Entertainment

Routine rock in ‘The Runaways’

“The Runaways” features a “Twilight” star breaking free of kid roles and showing her wild side — but it’s Dakota Fanning, not Kristen Stewart.

Stewart plays a very serious teenage Joan Jett, who joins an all-girl rock band in 1975 LA with the aid of an imp/impresario (a very funny Michael Shannon, who is so brilliant the director gives him about five scenes in which he essentially says the same things). He spots a 15-year-old blonde (Dakota Fanning) in a club, tells her he likes her Bowie/Bardot look and her readiness to “kick the s – – t out of a truck driver,” and decides he’s found the lead singer of the Runaways.

“The Runaways,” an entertaining but routine rock flick, chronicles the corruption, rise and fall of Cherie Currie (Fanning), though she didn’t rise very high (number of US hits the band recorded: zero) and didn’t fall particularly hard. Indeed, she’s still alive — “working as a chainsaw artist in the San Fernando Valley.”

PHOTOS: BEST ROCK ‘N’ ROLL MOVIES

PHOTOS: ‘THE RUNAWAYS’ NYC PREMIERE

VIDEO: ‘THE RUNAWAYS’ NYC PREMIERE

There should have been more of that wit (which appears in a postscript) in the movie, which begins with a charming shot of menstrual blood splatting on a sidewalk. The film then strenuously assures us that it’s liberating for girl rockers to urinate on rivals’ guitars, have sex with each other (though the Stewart-Fanning love scene is a bit tame), annoy their families, growl and generally get strung out.

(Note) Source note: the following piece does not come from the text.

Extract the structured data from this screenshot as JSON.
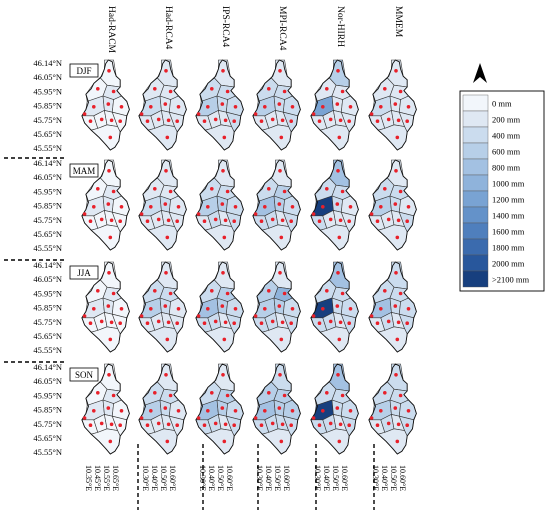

Currie eventually wobbles through a Cobain-level haze of addiction, alienation and ennui. Yay, girls!

There’s a combustible energy to the first half, in which Shannon’s glam producer-manager Kim Fowley keeps telling the bland suburbanites in the band to be skankier, messier, angrier (in motivational speeches he tells them to think, “I hate the f – – – in’ world! My father’s a faggot . . . I want an orgasm!”). Both Shannon and Fanning, who gets to ride an arc from shy to slutty, are gold.

In the downer second half, a drugged-out Currie struts around in a bustier, thigh-highs and a garter belt while Jett takes on the thankless role of the responsible professional who is forever lecturing her friend about her bad habits.

The band doesn’t burn itself up on its own genius so much as fall apart like a ball of lint. Watching the girls argue about their media coverage is particularly dreary.

No great loss. Among bands assembled on the basis of their head shots, I’ll take the Monkees — and maybe even the Spice Girls — over the Runaways, who could not figure out how to make songs out of attitude and riffing. Amusing though it sometimes is, the closest thing the movie offers to a reason for its existence is the post-Runaways success of Jett.

How nostalgic can you be for a band that never made it? For me, the big face-smack of disappeared time came during a scene in which Jett takes a guitar lesson from a lame fogey. Look closely: The teacher is the guy who played Mike Damone in “Fast Times at Ridgemont High.”